New Technology For Ancient Texts


The advent of optical character recognition software has created an explosion of online texts available for readers. Witness the success of the Google Books initiative that has already scanned and digitized around 25 million books. But texts written in ancient Greek including some of the most seminal books in the human library – Plato, Galen, Aeschylus, the early founders of Christianity and others – have been largely left out of that online revolution.

Bruce Robertson is working to correct that shortfall. The head of the Department of Classics at Mount Allison University has created an initiative to digitize Greek texts and make them available to scholars online. He is using ACENET and Compute Canada resources to create a database featuring some of the most important writings of the Greek world.

Robertson’s work will contribute to a field called corpus linguistics, the study of language based on large collections of day-to-day language stored in computerized databases. Developing and modifying open source optical character recognition (OCR) software, Robertson has created a digital database of around 10 million raw words with about seven million edited words.

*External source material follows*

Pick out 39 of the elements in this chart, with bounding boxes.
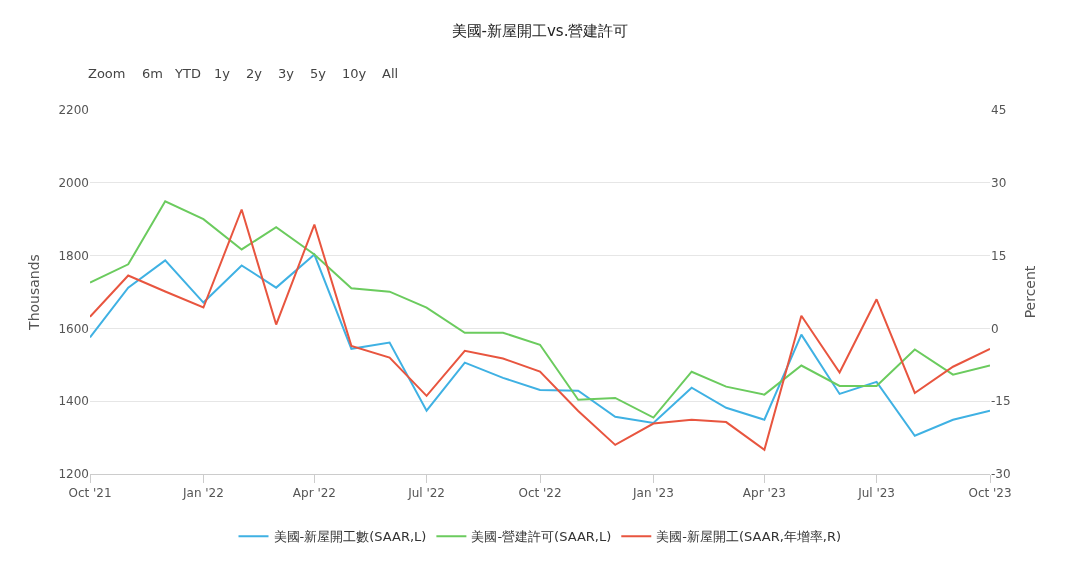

“We’re working mainly on text from the period of around 700 B.C. to around 300 A.D.,” he says.

It’s not a simple matter of running text through a scanner and converting it into text files. With difficult accent marks and unusual fonts, ancient Greek texts are notoriously difficult for OCR software to read.

“We couldn’t apply off-the-shelf OCR software,” says Robertson. “We needed to get large-scale OCR working on these texts.” But commercial OCR engines powerful enough to do the job were too expensive. In 2011 Robertson and his team turned to the ACENET system instead. “ACENET has some really cool features,” he says.

Roberston has also created a website to edit raw OCR Data, generating new training data. While he admits that computers aren’t typically thought of as tools of the classicist, Robertson says that they are essential for his work.

“Computers are an ideal tool for working with ancient texts.”

Robertson has maintained a fascination with computers since high school when he hooked his television set up to a Commodore 64 that his parents gave him. He went on to complete his PhD dissertation at the University of Toronto on the subject of Greek names and has used computers as part of his work since the beginning.

“If you can learn ancient Greek you can learn to use a high-level programming language like Python,” he says.